India touted as chip investment alternative amid regional risks


PENANG, Malaysia — Tata on Wednesday made the case for India as an alternative destination for semiconductor makers worried about potential geopolitical and natural disaster risks in other parts of Asia.

Raja Manickam, CEO of Tata Technologies, the outsourced semiconductor assembly and test (OSAT) arm of Tata Electronics, touted India, alongside Southeast Asia, as a destination for chipmakers, citing its attractive location with easy access to land and sea transportation. OSAT vendors provide third-party IC packaging and testing services.

“It’s always location, location and location”, Rajasaid at a semiconductor conference organized by industry association SEMI in Penang, an island state in Malaysia. He said that today, the manufacturing of semiconductors is carried out largely in parts of Asia prone to “geopolitical” worries and “natural disasters”.

Although Raja did not elaborate, Taiwan and South Korea, the region’s major chip industry players, are concerned about tensions with China and North Korea, respectively. China, which is strengthening its semiconductor industry, presents trade uncertainties amid economic and security issues with the United States. Japan, another major player, as well as Taiwan experience frequent earthquakes.

The comments from Raja, a Singaporean, came as the Indian government previously announced a $10 billion incentive package to develop a semiconductor ecosystem in the country.

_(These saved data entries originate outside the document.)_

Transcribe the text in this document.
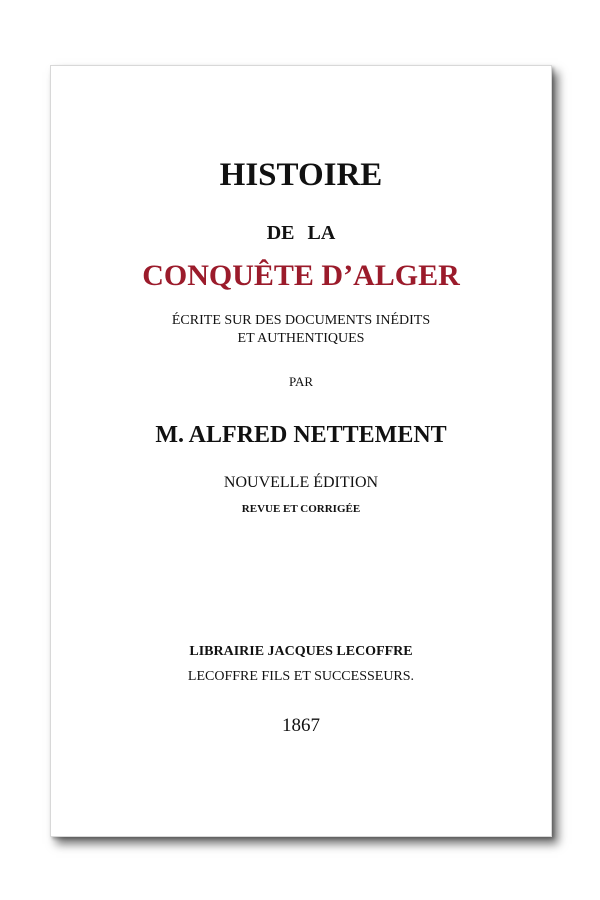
HISTOIRE
DE LA
CONQUÊTE D’ALGER
ÉCRITE SUR DES DOCUMENTS INÉDITS
ET AUTHENTIQUES
PAR
M. ALFRED NETTEMENT
NOUVELLE ÉDITION
REVUE ET CORRIGÉE
LIBRAIRIE JACQUES LECOFFRE
LECOFFRE FILS ET SUCCESSEURS.
1867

“The government has done its part and the respective states are also competing with their own incentive schemes,” Raja said.said. “It is on the part of the Indian private sector to intervene”.

Raja also said that while India needs the global semiconductor industry to invest there, the sector will also need the country of 1.3 billion people to reach the desired market size of $1 trillion. .

“A lot of large semiconductors [companies] have research and development based in India, so it makes sense that the research centers are surrounded by manufacturing plants,” he said.

India has a large workforce with “deep and evolving engineering talents”, he said, adding that the large youth population “also offers a huge end-user market”.

Speaking at the same conference session, Loy Hwee Chuan, Executive Director of Telecommunications, Media and Technology at Singapore’s DBS Bank, agrees that India could be a prime destination for new semi-investment. -drivers as companies take advantage of the “China plus one” strategy.

“[The] The overall semiconductor market in India is expected to grow at [an] 18.8% compound annual growth rate, reaching $64 billion in 2026,” he said. “We could see more investment in India and Southeast Asia as manufacturers adopt the ‘China plus one’ strategy,” he added.

“China plus one” refers to a move among manufacturers to establish production facilities in other countries as a hedge against vulnerability to a range of political, business and trade uncertainties.

The country has set a goal of becoming 70% self-sufficient in semiconductor production within a decade amid US moves to cut the country off from major semiconductor supplies. The Chinese government is also seeking to boost its semiconductor industry through huge investments and incentives such as tax breaks.

Raja, who joined Tata Electronics in 2021, founded Tessolve Semiconductors in 2003 before selling it to Hero Electronix in 2016. His appointment was part of a big salt-steel conglomerate gamble Tata Group has taken on its venture into the semiconductor industry.

“When Tata does something it’s usually huge and Tata Sons Chairman Chandra (Natarajan Chandrasekaran) has already signaled that semiconductors will be one of his top priorities,” Raja said.